Smarter home automation
Amazon says it is putting the guardrails in place to avoid that happening with Alexa. But the early demos suggest the e-commerce giant has some way to go to improve the quality of conversational AI on the Echo for it to have any chance of being a ChatGPT rival.
With more than 70 million Americans using Alexa monthly, the potential upside is huge for Amazon if it can pull off a decent upgrade of its voice assistant. For instance, being able to converse with Alexa to draft emails and documents, or to plan you week’s schedule, could help you save time and be more productive.
Amazon’s conversational AI could also make its home automation features, accessed via Alexa, more intuitive.
“For example, saying, “Alexa, it’s too bright in here,” would prompt Alexa to dim the lights. And, saying, “Alexa, close all the blinds, and turn off all the lights, except for the ones in the living room” would trigger multiple simultaneous actions while understanding the exception of keeping the living room lights on,” Amazon’s Connie Chen wrote in a blog post.

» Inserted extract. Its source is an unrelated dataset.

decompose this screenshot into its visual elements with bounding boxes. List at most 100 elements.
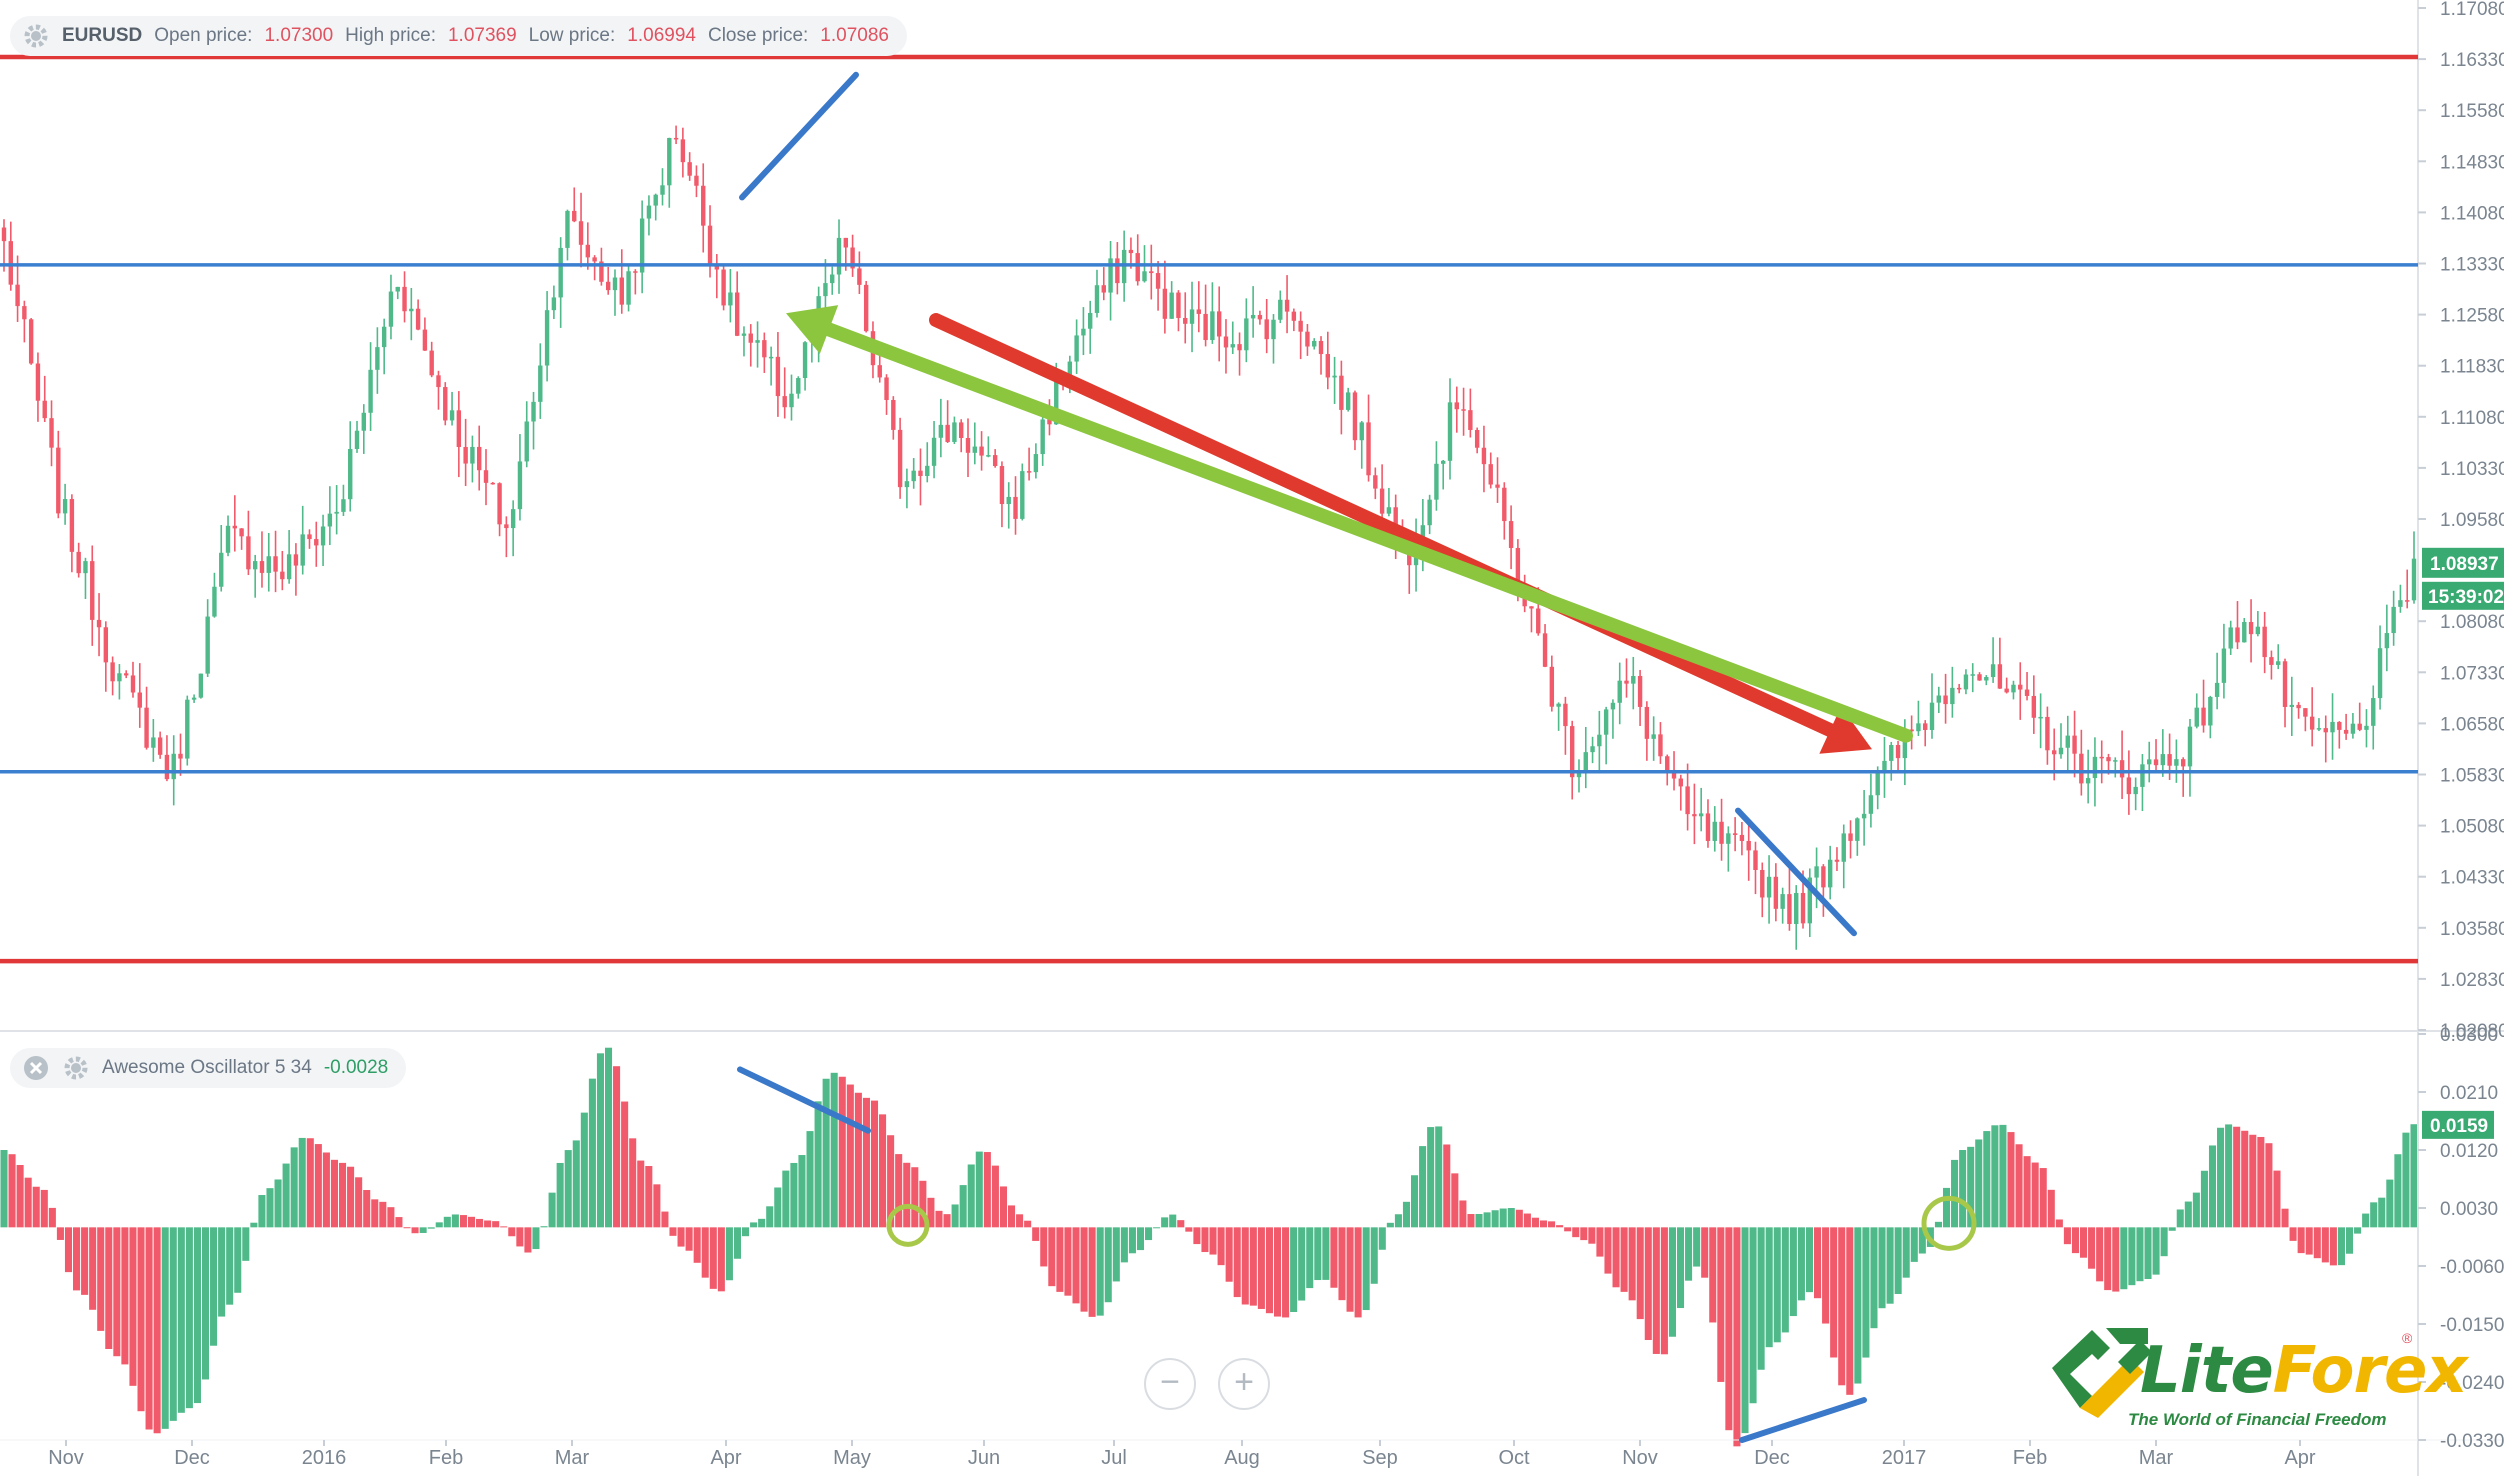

We’ll find out in the coming months how well Alexa lives up to that promise. The good news is that more sophisticated AI features won’t require a smart speaker upgrade, with the intelligence delivered from the cloud, with the speaker serving to trigger the conversation with you.

New Fire TV Stick 4K Max
Amazon has also unveiled a new Fire TV Stick, its device for running smart TV features on your TV screen. If you have a reasonably new model TV from the likes of Samsung, LG, Sony or Panasonic, chances are you’ve already got a smart TV interface and all the video streaming apps you need. So why would you need the Fire TV Stick?

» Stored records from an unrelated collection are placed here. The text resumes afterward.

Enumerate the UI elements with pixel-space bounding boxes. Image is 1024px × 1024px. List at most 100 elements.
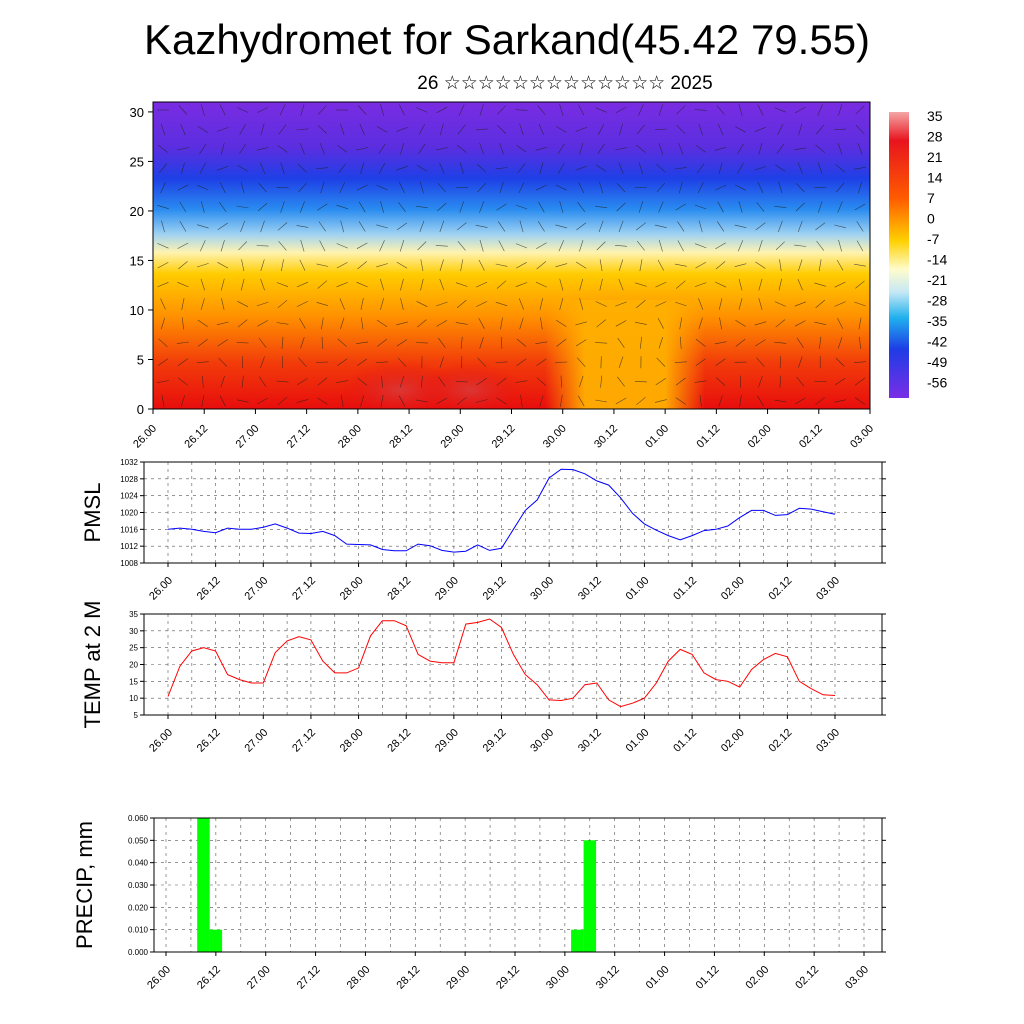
wind-vector bbox=[459, 162, 464, 174]
wind-vector bbox=[858, 181, 862, 194]
y-tick-label: 1032 bbox=[120, 458, 138, 467]
wind-vector bbox=[758, 298, 763, 310]
wind-vector bbox=[656, 182, 666, 193]
wind-vector bbox=[794, 397, 806, 405]
y-tick-label: 5 bbox=[134, 711, 139, 720]
wind-vector bbox=[535, 147, 548, 151]
wind-vector bbox=[495, 301, 508, 307]
wind-vector bbox=[854, 166, 866, 170]
wind-vector bbox=[157, 282, 169, 288]
wind-vector bbox=[834, 378, 846, 386]
wind-vector bbox=[200, 240, 206, 252]
wind-vector bbox=[321, 317, 324, 330]
wind-vector bbox=[658, 143, 664, 155]
wind-vector bbox=[516, 145, 527, 153]
wind-vector bbox=[220, 240, 225, 252]
wind-vector bbox=[419, 220, 425, 233]
wind-vector bbox=[397, 357, 407, 367]
wind-vector bbox=[737, 162, 744, 174]
wind-vector bbox=[479, 143, 484, 155]
wind-vector bbox=[158, 338, 168, 348]
wind-vector bbox=[400, 298, 404, 310]
wind-vector bbox=[579, 142, 584, 155]
wind-vector bbox=[715, 242, 726, 250]
wind-vector bbox=[579, 278, 584, 291]
wind-vector bbox=[618, 259, 624, 271]
wind-vector bbox=[358, 221, 366, 232]
wind-vector bbox=[359, 123, 365, 136]
colorbar-label: -28 bbox=[927, 293, 947, 309]
colorbar-label: -42 bbox=[927, 334, 947, 350]
heatmap-cool-band bbox=[545, 300, 705, 409]
wind-vector bbox=[380, 298, 384, 310]
wind-vector bbox=[694, 380, 707, 383]
wind-vector bbox=[735, 126, 746, 133]
x-tick-label: 30.00 bbox=[544, 964, 572, 992]
wind-vector bbox=[617, 337, 625, 348]
y-tick-label: 0.010 bbox=[128, 926, 149, 935]
wind-vector bbox=[694, 109, 707, 111]
y-axis-label: PRECIP, mm bbox=[72, 821, 97, 949]
x-tick-label: 26.12 bbox=[195, 727, 223, 755]
wind-vector bbox=[634, 381, 647, 383]
wind-vector bbox=[538, 123, 544, 136]
x-tick-label: 02.00 bbox=[743, 964, 771, 992]
wind-vector bbox=[557, 143, 565, 155]
wind-vector bbox=[616, 182, 626, 193]
wind-vector bbox=[556, 338, 567, 347]
x-tick-label: 26.12 bbox=[195, 964, 223, 992]
y-tick-label: 0.020 bbox=[128, 903, 149, 912]
wind-vector bbox=[420, 259, 424, 272]
wind-vector bbox=[615, 320, 627, 327]
wind-vector bbox=[180, 395, 185, 407]
wind-vector bbox=[794, 320, 806, 327]
wind-vector bbox=[718, 298, 723, 310]
wind-vector bbox=[834, 301, 846, 307]
wind-vector bbox=[535, 281, 547, 288]
wind-vector bbox=[177, 282, 189, 288]
heatmap-y-tick-label: 25 bbox=[130, 154, 144, 169]
wind-vector bbox=[439, 220, 445, 233]
wind-vector bbox=[738, 104, 743, 116]
wind-vector bbox=[676, 280, 686, 289]
wind-vector bbox=[360, 395, 365, 407]
colorbar-label: 7 bbox=[927, 190, 935, 206]
wind-vector bbox=[718, 395, 723, 407]
wind-vector bbox=[575, 166, 587, 171]
wind-vector bbox=[380, 104, 385, 116]
wind-vector bbox=[618, 162, 624, 174]
wind-vector bbox=[158, 144, 168, 153]
wind-vector bbox=[280, 201, 285, 213]
wind-vector bbox=[815, 222, 826, 231]
x-tick-label: 02.12 bbox=[793, 964, 821, 992]
wind-vector bbox=[595, 301, 607, 307]
wind-vector bbox=[636, 396, 646, 406]
wind-vector bbox=[241, 375, 244, 388]
y-tick-label: 0.060 bbox=[128, 814, 149, 823]
wind-vector bbox=[577, 395, 585, 407]
wind-vector bbox=[575, 321, 588, 326]
wind-vector bbox=[817, 104, 823, 116]
wind-vector bbox=[636, 299, 646, 309]
wind-vector bbox=[698, 123, 703, 136]
wind-vector bbox=[296, 281, 309, 288]
heatmap-x-tick-label: 30.12 bbox=[592, 423, 620, 451]
wind-vector bbox=[415, 205, 428, 209]
x-tick-label: 27.00 bbox=[242, 727, 270, 755]
wind-vector bbox=[217, 339, 228, 347]
y-tick-label: 0.050 bbox=[128, 836, 149, 845]
wind-vector bbox=[399, 375, 405, 388]
wind-vector bbox=[197, 263, 209, 268]
wind-vector bbox=[256, 245, 269, 247]
wind-vector bbox=[559, 201, 564, 213]
wind-vector bbox=[678, 181, 683, 194]
wind-vector bbox=[758, 240, 763, 252]
chart-title: Kazhydromet for Sarkand(45.42 79.55) bbox=[143, 16, 871, 63]
wind-vector bbox=[715, 281, 727, 288]
wind-vector bbox=[599, 259, 603, 272]
wind-vector bbox=[777, 123, 784, 135]
x-tick-label: 29.00 bbox=[433, 727, 461, 755]
wind-vector bbox=[519, 220, 524, 233]
wind-vector bbox=[276, 380, 289, 383]
wind-vector bbox=[479, 337, 484, 349]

The interface and features are probably a bit slicker than the smart TV interface you currently use. The Fire TV Stick will particularly appeal if you are a subscriber to Amazon Prime Video and its music streaming service. The integration is very compelling, and you can access video games, podcasts and other content services as well. The new Fire TV Stick offers an upgraded 2.0GHz quad-core processor, and supports wifi 6E, for a smoother streaming experience over compatible wifi networks.
The new Fire TV Ambient Experience also lets you use the Fire TV Stick to display artwork, calendar info and reminders on your TV screen.